The general presser foot lift on a domestic machine is about 8 mm. On some you can push it a bit over seams and bumps and it will be fine (like a 201), others will have tension interefered with. I can push my 201 a bit more than my 99 if I remember correctly. You can search for a model with a high presser foot lift, also called high shank. They turn up now and then but aren't the most common. If you need the machine to hande 10 mm more than a few stiches, like over a seam or bump, you need a high shank.

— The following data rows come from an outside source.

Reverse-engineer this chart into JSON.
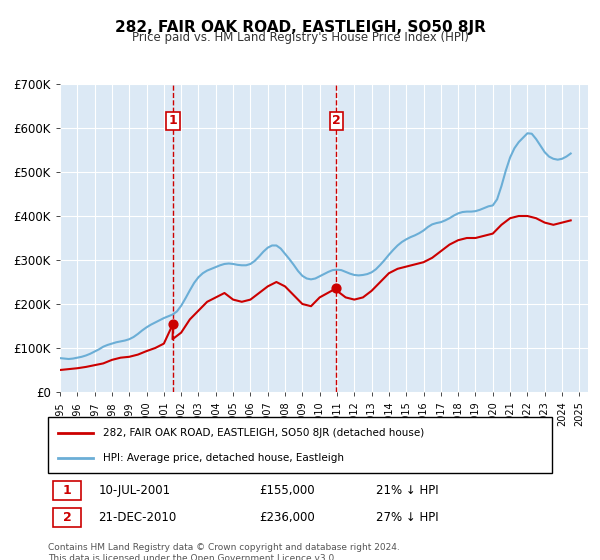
{
  "title": "282, FAIR OAK ROAD, EASTLEIGH, SO50 8JR",
  "subtitle": "Price paid vs. HM Land Registry's House Price Index (HPI)",
  "ylabel": "",
  "ylim": [
    0,
    700000
  ],
  "yticks": [
    0,
    100000,
    200000,
    300000,
    400000,
    500000,
    600000,
    700000
  ],
  "ytick_labels": [
    "£0",
    "£100K",
    "£200K",
    "£300K",
    "£400K",
    "£500K",
    "£600K",
    "£700K"
  ],
  "hpi_color": "#6baed6",
  "price_color": "#cc0000",
  "vline_color": "#cc0000",
  "background_color": "#dce9f5",
  "purchase1": {
    "date_num": 2001.53,
    "price": 155000,
    "label": "1",
    "text": "10-JUL-2001",
    "amount": "£155,000",
    "pct": "21% ↓ HPI"
  },
  "purchase2": {
    "date_num": 2010.97,
    "price": 236000,
    "label": "2",
    "text": "21-DEC-2010",
    "amount": "£236,000",
    "pct": "27% ↓ HPI"
  },
  "legend_property": "282, FAIR OAK ROAD, EASTLEIGH, SO50 8JR (detached house)",
  "legend_hpi": "HPI: Average price, detached house, Eastleigh",
  "footer": "Contains HM Land Registry data © Crown copyright and database right 2024.\nThis data is licensed under the Open Government Licence v3.0.",
  "hpi_data": {
    "years": [
      1995.0,
      1995.25,
      1995.5,
      1995.75,
      1996.0,
      1996.25,
      1996.5,
      1996.75,
      1997.0,
      1997.25,
      1997.5,
      1997.75,
      1998.0,
      1998.25,
      1998.5,
      1998.75,
      1999.0,
      1999.25,
      1999.5,
      1999.75,
      2000.0,
      2000.25,
      2000.5,
      2000.75,
      2001.0,
      2001.25,
      2001.5,
      2001.75,
      2002.0,
      2002.25,
      2002.5,
      2002.75,
      2003.0,
      2003.25,
      2003.5,
      2003.75,
      2004.0,
      2004.25,
      2004.5,
      2004.75,
      2005.0,
      2005.25,
      2005.5,
      2005.75,
      2006.0,
      2006.25,
      2006.5,
      2006.75,
      2007.0,
      2007.25,
      2007.5,
      2007.75,
      2008.0,
      2008.25,
      2008.5,
      2008.75,
      2009.0,
      2009.25,
      2009.5,
      2009.75,
      2010.0,
      2010.25,
      2010.5,
      2010.75,
      2011.0,
      2011.25,
      2011.5,
      2011.75,
      2012.0,
      2012.25,
      2012.5,
      2012.75,
      2013.0,
      2013.25,
      2013.5,
      2013.75,
      2014.0,
      2014.25,
      2014.5,
      2014.75,
      2015.0,
      2015.25,
      2015.5,
      2015.75,
      2016.0,
      2016.25,
      2016.5,
      2016.75,
      2017.0,
      2017.25,
      2017.5,
      2017.75,
      2018.0,
      2018.25,
      2018.5,
      2018.75,
      2019.0,
      2019.25,
      2019.5,
      2019.75,
      2020.0,
      2020.25,
      2020.5,
      2020.75,
      2021.0,
      2021.25,
      2021.5,
      2021.75,
      2022.0,
      2022.25,
      2022.5,
      2022.75,
      2023.0,
      2023.25,
      2023.5,
      2023.75,
      2024.0,
      2024.25,
      2024.5
    ],
    "values": [
      77000,
      76000,
      75000,
      76000,
      78000,
      80000,
      83000,
      87000,
      92000,
      97000,
      103000,
      107000,
      110000,
      113000,
      115000,
      117000,
      120000,
      125000,
      132000,
      140000,
      147000,
      153000,
      158000,
      163000,
      168000,
      172000,
      176000,
      183000,
      196000,
      213000,
      231000,
      248000,
      261000,
      270000,
      276000,
      280000,
      284000,
      288000,
      291000,
      292000,
      291000,
      289000,
      288000,
      288000,
      291000,
      298000,
      308000,
      319000,
      328000,
      333000,
      333000,
      326000,
      314000,
      302000,
      289000,
      275000,
      264000,
      258000,
      256000,
      258000,
      263000,
      268000,
      273000,
      277000,
      278000,
      277000,
      273000,
      269000,
      266000,
      265000,
      266000,
      268000,
      272000,
      279000,
      289000,
      300000,
      312000,
      323000,
      333000,
      341000,
      347000,
      352000,
      356000,
      361000,
      367000,
      375000,
      381000,
      384000,
      386000,
      390000,
      395000,
      401000,
      406000,
      409000,
      410000,
      410000,
      411000,
      414000,
      418000,
      422000,
      424000,
      438000,
      468000,
      503000,
      533000,
      554000,
      568000,
      578000,
      588000,
      587000,
      575000,
      560000,
      545000,
      535000,
      530000,
      528000,
      530000,
      535000,
      542000
    ]
  },
  "price_data": {
    "years": [
      1995.0,
      1995.5,
      1996.0,
      1996.5,
      1997.0,
      1997.5,
      1998.0,
      1998.5,
      1999.0,
      1999.5,
      2000.0,
      2000.5,
      2001.0,
      2001.53,
      2001.5,
      2002.0,
      2002.5,
      2003.0,
      2003.5,
      2004.0,
      2004.5,
      2005.0,
      2005.5,
      2006.0,
      2006.5,
      2007.0,
      2007.5,
      2008.0,
      2008.5,
      2009.0,
      2009.5,
      2010.0,
      2010.97,
      2011.0,
      2011.5,
      2012.0,
      2012.5,
      2013.0,
      2013.5,
      2014.0,
      2014.5,
      2015.0,
      2015.5,
      2016.0,
      2016.5,
      2017.0,
      2017.5,
      2018.0,
      2018.5,
      2019.0,
      2019.5,
      2020.0,
      2020.5,
      2021.0,
      2021.5,
      2022.0,
      2022.5,
      2023.0,
      2023.5,
      2024.0,
      2024.5
    ],
    "values": [
      50000,
      52000,
      54000,
      57000,
      61000,
      65000,
      73000,
      78000,
      80000,
      85000,
      93000,
      100000,
      110000,
      155000,
      120000,
      135000,
      165000,
      185000,
      205000,
      215000,
      225000,
      210000,
      205000,
      210000,
      225000,
      240000,
      250000,
      240000,
      220000,
      200000,
      195000,
      215000,
      236000,
      230000,
      215000,
      210000,
      215000,
      230000,
      250000,
      270000,
      280000,
      285000,
      290000,
      295000,
      305000,
      320000,
      335000,
      345000,
      350000,
      350000,
      355000,
      360000,
      380000,
      395000,
      400000,
      400000,
      395000,
      385000,
      380000,
      385000,
      390000
    ]
  },
  "xlim": [
    1995,
    2025.5
  ],
  "xticks": [
    1995,
    1996,
    1997,
    1998,
    1999,
    2000,
    2001,
    2002,
    2003,
    2004,
    2005,
    2006,
    2007,
    2008,
    2009,
    2010,
    2011,
    2012,
    2013,
    2014,
    2015,
    2016,
    2017,
    2018,
    2019,
    2020,
    2021,
    2022,
    2023,
    2024,
    2025
  ]
}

For the Singer and Toyota models you mentioned, they will cope with hemming up jeans, but that is their limit. They maybe heavy duty compared to other low priced models, but they are regular domestic machines. I have seen both first hand, they are not the worst of budget machines, but their advantage is mostly buttonholer function and a few stretchy stitches.
If you can get by with a basic presser foot lift (low shank) take a look at an old cast iron model, something like a Singer 15 or 201, Pfaff 30 or 31, maybe a Husqvarna CB or a Jones will be up to the job. These straight stitchers are sturdy enough to handle webbing and dog collars, and they turn up at a good price.
Janome have some Easy Jeans models like 22 and 1800, and they have a higher presser foot lift. These two are very similar and relatively sturdy models, but they are still nothing like a cast iron straight stitcher. A new machine cost a bit more, and are still within the basic sewing machine range.
For something more than that you have too look at an industrial model with high presser foot lift. Most used industrial machines that turn up around here have the basic low presser foot lift of around 8 mm.